Tiga hari tiga malan Adell menunggu. Hingga Akhirnya Adell putus asa. “mungkin Airin udah gak mau kembali lagi” pikir Adell. Dengan langkah kecilnya Adell pun mencoba berjalan pulang. Dengan sedikit tenaga yang Adell miliki, akhirnya Adell bias pulang. Adell langsung disambut senang oleh keluarganya.
“Sayang… kamu kemana aja? Kok gak pulang pulang?? Mama ambilin teh ya??” Tanya mama bertubi tubi. Adell hanya bias menganggukkan kepala. Beberapa menit kemudian mama datang dengan memegang secangkir teh. Tapi, tiba tiba teh itu terjatuh.
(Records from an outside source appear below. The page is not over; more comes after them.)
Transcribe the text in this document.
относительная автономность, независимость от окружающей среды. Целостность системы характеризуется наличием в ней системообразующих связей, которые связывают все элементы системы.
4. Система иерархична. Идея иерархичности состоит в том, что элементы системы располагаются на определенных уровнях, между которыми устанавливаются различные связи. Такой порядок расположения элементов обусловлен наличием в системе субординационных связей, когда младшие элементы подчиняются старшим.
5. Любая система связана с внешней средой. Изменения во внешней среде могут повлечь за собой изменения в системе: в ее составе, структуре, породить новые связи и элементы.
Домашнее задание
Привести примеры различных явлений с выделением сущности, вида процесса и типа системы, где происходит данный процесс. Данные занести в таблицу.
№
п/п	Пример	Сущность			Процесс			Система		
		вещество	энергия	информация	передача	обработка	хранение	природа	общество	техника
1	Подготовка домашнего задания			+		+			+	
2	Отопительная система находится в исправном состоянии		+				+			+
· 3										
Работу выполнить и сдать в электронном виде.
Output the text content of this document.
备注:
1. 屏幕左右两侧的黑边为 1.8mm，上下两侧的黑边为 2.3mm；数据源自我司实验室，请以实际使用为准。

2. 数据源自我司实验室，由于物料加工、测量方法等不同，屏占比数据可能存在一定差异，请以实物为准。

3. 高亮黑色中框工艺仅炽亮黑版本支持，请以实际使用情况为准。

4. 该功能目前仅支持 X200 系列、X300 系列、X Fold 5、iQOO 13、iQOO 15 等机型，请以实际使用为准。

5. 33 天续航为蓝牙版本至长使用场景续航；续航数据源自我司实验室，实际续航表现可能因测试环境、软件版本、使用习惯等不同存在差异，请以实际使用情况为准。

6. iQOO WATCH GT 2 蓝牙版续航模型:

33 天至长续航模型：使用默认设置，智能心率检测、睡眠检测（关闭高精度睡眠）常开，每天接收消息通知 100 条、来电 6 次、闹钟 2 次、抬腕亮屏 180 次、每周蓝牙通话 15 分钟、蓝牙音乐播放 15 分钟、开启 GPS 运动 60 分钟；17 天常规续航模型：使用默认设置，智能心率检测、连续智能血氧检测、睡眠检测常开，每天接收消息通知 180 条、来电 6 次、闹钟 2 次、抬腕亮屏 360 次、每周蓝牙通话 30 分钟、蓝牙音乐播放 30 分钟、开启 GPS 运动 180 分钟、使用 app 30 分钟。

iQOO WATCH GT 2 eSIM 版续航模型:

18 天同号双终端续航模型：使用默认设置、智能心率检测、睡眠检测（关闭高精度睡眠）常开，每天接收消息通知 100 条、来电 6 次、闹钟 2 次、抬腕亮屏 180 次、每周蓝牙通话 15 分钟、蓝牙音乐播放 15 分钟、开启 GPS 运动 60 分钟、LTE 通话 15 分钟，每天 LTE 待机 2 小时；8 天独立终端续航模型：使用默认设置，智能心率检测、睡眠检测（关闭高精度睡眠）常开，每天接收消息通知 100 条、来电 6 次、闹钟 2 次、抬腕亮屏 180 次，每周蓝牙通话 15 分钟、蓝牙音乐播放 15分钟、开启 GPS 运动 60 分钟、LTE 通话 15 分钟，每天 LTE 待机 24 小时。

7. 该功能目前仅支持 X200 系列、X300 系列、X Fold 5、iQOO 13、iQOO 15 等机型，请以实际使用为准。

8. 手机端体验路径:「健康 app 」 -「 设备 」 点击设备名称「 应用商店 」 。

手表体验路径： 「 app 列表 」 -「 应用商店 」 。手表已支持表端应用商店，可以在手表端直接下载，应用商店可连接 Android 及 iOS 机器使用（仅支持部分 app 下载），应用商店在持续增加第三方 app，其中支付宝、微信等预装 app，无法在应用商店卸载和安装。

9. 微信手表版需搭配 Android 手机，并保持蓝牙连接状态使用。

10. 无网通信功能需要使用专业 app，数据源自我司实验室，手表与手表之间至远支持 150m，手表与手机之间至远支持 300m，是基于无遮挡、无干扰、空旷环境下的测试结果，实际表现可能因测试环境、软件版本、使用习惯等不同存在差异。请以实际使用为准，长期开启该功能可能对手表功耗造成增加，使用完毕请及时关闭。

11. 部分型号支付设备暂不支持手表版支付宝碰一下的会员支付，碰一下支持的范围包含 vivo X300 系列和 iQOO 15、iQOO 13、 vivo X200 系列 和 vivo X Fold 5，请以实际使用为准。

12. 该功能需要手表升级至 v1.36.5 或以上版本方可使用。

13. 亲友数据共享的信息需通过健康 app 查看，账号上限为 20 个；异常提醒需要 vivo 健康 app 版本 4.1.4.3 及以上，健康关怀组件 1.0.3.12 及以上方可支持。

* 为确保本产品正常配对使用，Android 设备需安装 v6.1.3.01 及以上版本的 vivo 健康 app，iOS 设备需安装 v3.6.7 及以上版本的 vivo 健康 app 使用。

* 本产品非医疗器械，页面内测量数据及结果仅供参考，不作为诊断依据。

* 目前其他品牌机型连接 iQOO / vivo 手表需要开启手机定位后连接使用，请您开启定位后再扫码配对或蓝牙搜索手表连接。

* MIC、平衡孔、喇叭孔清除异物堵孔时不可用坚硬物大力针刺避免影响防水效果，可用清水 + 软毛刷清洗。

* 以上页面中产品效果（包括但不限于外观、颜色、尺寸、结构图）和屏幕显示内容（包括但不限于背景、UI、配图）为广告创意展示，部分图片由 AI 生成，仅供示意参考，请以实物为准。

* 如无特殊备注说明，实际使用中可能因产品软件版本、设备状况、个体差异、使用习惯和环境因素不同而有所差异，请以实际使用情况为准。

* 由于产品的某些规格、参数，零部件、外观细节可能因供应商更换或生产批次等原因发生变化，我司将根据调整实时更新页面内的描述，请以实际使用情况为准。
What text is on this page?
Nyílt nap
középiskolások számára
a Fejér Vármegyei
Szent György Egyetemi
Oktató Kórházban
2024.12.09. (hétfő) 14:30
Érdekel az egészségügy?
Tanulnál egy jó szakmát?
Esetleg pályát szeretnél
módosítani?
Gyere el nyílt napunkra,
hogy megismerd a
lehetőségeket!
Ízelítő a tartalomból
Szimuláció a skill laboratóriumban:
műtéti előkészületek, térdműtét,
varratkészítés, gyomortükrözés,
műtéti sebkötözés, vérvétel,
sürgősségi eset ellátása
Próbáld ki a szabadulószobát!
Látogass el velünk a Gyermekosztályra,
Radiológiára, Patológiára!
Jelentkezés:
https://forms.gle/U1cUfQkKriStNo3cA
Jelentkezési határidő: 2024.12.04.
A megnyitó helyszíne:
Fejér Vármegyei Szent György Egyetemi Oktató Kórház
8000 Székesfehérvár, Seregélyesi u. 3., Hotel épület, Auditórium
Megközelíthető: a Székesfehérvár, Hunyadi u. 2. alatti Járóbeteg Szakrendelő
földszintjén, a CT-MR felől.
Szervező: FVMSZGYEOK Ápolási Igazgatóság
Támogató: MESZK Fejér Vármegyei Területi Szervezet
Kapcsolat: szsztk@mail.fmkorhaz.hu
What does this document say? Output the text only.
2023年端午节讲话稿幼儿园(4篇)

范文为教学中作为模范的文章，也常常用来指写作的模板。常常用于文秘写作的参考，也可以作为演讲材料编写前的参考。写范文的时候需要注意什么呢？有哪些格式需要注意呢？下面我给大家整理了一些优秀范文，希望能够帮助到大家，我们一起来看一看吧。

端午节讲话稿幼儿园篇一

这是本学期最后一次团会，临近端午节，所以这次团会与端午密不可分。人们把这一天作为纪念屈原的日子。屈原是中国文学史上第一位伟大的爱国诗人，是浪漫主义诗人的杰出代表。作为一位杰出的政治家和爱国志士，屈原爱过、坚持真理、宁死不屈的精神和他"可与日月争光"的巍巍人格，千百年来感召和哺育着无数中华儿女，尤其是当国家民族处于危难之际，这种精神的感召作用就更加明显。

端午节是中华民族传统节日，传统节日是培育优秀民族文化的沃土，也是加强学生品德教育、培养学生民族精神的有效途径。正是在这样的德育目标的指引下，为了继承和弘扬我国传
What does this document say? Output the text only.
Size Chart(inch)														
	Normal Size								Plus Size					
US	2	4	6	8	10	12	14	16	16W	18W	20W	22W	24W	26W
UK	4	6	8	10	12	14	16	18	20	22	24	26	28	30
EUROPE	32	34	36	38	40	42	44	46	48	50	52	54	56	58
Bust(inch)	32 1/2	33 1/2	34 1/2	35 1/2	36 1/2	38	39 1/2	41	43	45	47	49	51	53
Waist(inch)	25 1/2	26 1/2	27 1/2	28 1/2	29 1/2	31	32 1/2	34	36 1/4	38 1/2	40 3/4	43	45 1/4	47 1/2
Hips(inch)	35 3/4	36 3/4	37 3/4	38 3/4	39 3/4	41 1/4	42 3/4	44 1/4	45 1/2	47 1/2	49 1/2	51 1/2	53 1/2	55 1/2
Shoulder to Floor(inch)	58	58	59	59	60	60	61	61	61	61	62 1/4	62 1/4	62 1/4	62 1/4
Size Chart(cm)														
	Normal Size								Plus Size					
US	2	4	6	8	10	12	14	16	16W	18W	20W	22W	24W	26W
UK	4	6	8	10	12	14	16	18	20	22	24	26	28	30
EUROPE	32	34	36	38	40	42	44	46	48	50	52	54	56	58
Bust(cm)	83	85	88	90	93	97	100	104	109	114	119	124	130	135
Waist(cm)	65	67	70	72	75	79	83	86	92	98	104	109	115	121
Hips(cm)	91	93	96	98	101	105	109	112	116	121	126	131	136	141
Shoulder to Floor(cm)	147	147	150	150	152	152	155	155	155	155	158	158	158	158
Disitu Adell sudah tergeletak di lantai. “sayang….sayang bangun kamu kenapa?”ucap mama kebingungan. Ternyata Adell udah gak ada. “Adell jangan tinggalin mama, mama sayang Adell”teriak mama sambil menetaskan air mata.
Adell pun di makamkan di sebelah makam mewah. “selamat tinggal ya sayang, semoga kamu tetap inget sama mama. Mama tetap doain kamu, mama bekal terus sayang kamu walau gak bias mama ucapkan langsung di depan mu mama tetap selalu ada buat kamu sayang GOOD BYE FOREVER” ucap mama di depan makan Adell. Ternyata makam meweh di sebelah makam Adell itu………. Makam Airin. Airin sudah meninggal karena kecelakaan pesawat. Gak ada yang bisa ngabarin Adell soalnya semua keluarga Airin tewas dalam kecelakaan pesawat itu. Walau begitu mereka tetap Abadi menjadi sahabat walau gak dibumi lagi.